07:16 AM EST, 12/12/2025 (MT Newswires) -- Canada's outlook has a "cloud" hanging over its head, with the future of the United States trading relationship still undetermined, said TD.
U.S. tariffs already in place are having clear impacts on Canada's economy, most obvious in the three straight quarters of businesses cutting back on investments, wrote the bank in its "Canadian Quarterly Economic Forecast" note.
Unfortunately, TD doesn't expect clarity on U.S. market access or a reduction in tariff rates in 2026. The review of the CUSMA trade deal is underway and the bank doesn't know which side of the coin the outcome will land.
It could result in a better or worse situation than Canada's already in. This uncertainty will hold back growth in the economy to another sub-par year in 2026, stated TD.
Not all is downtrodden, pointed out the bank. Residential investment has held up through mid-year as resale activity picked up after a Q1 freeze. Robust growth in rental construction has buoyed housing starts. However, this effect has faded to start Q4, as purpose-built rental construction slowed in October and sales have trended sideways since August.
Canada's labor market has also defied gravity recently. The unemployment rate had risen steadily since mid-2023, but has improved from 7.2% in the summer to 6.5% in November. Given the shifts in Canada's immigration policy, the labor force sees only minimal growth in the coming quarters, which limits the rise in the unemployment rate that would normally be expected given a "very ho-hum" economic outlook, added TD.
The consumer has been more resilient than expected so far in 2025, with patriotic spending domestically helping to buffer the hit to confidence. However, this performance gets harder to sustain next year as the longevity of economic uncertainty takes a toll on consumer confidence and hiring intentions.
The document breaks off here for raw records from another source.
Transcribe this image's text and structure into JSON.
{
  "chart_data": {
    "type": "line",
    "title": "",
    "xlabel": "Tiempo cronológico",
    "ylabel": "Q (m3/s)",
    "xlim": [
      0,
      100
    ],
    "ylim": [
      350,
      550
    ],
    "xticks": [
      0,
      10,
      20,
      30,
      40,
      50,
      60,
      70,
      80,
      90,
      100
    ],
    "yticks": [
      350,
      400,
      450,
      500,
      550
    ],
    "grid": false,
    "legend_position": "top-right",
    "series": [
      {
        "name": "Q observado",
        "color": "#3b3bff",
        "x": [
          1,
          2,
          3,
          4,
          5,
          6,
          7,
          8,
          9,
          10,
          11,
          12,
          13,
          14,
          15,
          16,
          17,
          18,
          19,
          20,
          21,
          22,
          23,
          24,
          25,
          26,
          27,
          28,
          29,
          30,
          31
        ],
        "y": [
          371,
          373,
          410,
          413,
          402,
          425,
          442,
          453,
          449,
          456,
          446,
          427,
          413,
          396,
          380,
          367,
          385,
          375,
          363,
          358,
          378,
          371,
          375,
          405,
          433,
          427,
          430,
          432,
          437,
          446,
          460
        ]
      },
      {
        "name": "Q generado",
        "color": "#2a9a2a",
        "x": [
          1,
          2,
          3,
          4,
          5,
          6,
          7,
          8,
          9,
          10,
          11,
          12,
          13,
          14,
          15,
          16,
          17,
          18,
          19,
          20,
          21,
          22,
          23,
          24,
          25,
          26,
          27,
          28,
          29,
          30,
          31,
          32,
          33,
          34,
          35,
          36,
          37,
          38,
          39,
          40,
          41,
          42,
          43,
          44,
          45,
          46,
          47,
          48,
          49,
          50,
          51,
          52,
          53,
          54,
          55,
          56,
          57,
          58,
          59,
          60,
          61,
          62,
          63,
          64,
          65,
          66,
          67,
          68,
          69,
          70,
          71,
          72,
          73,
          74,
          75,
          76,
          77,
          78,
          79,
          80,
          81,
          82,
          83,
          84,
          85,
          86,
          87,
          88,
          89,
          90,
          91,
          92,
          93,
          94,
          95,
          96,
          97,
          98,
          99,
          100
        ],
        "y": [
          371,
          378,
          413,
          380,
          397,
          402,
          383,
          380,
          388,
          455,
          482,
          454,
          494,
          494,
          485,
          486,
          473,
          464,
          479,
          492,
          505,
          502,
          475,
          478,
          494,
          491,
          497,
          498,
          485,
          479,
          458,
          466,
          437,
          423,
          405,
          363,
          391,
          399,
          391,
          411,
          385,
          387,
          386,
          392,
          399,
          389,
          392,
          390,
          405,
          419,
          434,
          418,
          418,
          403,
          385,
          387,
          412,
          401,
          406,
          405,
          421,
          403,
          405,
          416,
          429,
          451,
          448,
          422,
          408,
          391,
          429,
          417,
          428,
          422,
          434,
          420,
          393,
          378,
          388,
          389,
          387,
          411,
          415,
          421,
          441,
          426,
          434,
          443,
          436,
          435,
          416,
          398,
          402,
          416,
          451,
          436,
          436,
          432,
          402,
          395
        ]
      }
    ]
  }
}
It will, however, help cap upward pressure on prices stemming from ongoing trade disruptions.
TD agrees with the Bank of Canada's assessment that inflation risks appear balanced. If the economy persists on a modest growth path, the bank expects the BoC to hold its overnight rate at 2.25% for the foreseeable future.
There are upside risks, noted TD. Canada continues its efforts to diversify trade relationships and build out infrastructure. Government spending is a key support to growth over the next two years.
The bank said it has been conservative on how much private investment is unleashed by the federal government's recent efforts in the budget. So, a better-than-expected execution presents an upside risk to the outlook.
The other upside risk is on the trade front. If the CUSMA review goes better than expected and results in a more favorable tariff regime than today, TD could see the dark clouds part on investor sentiment in Canada, brightening the growth outlook.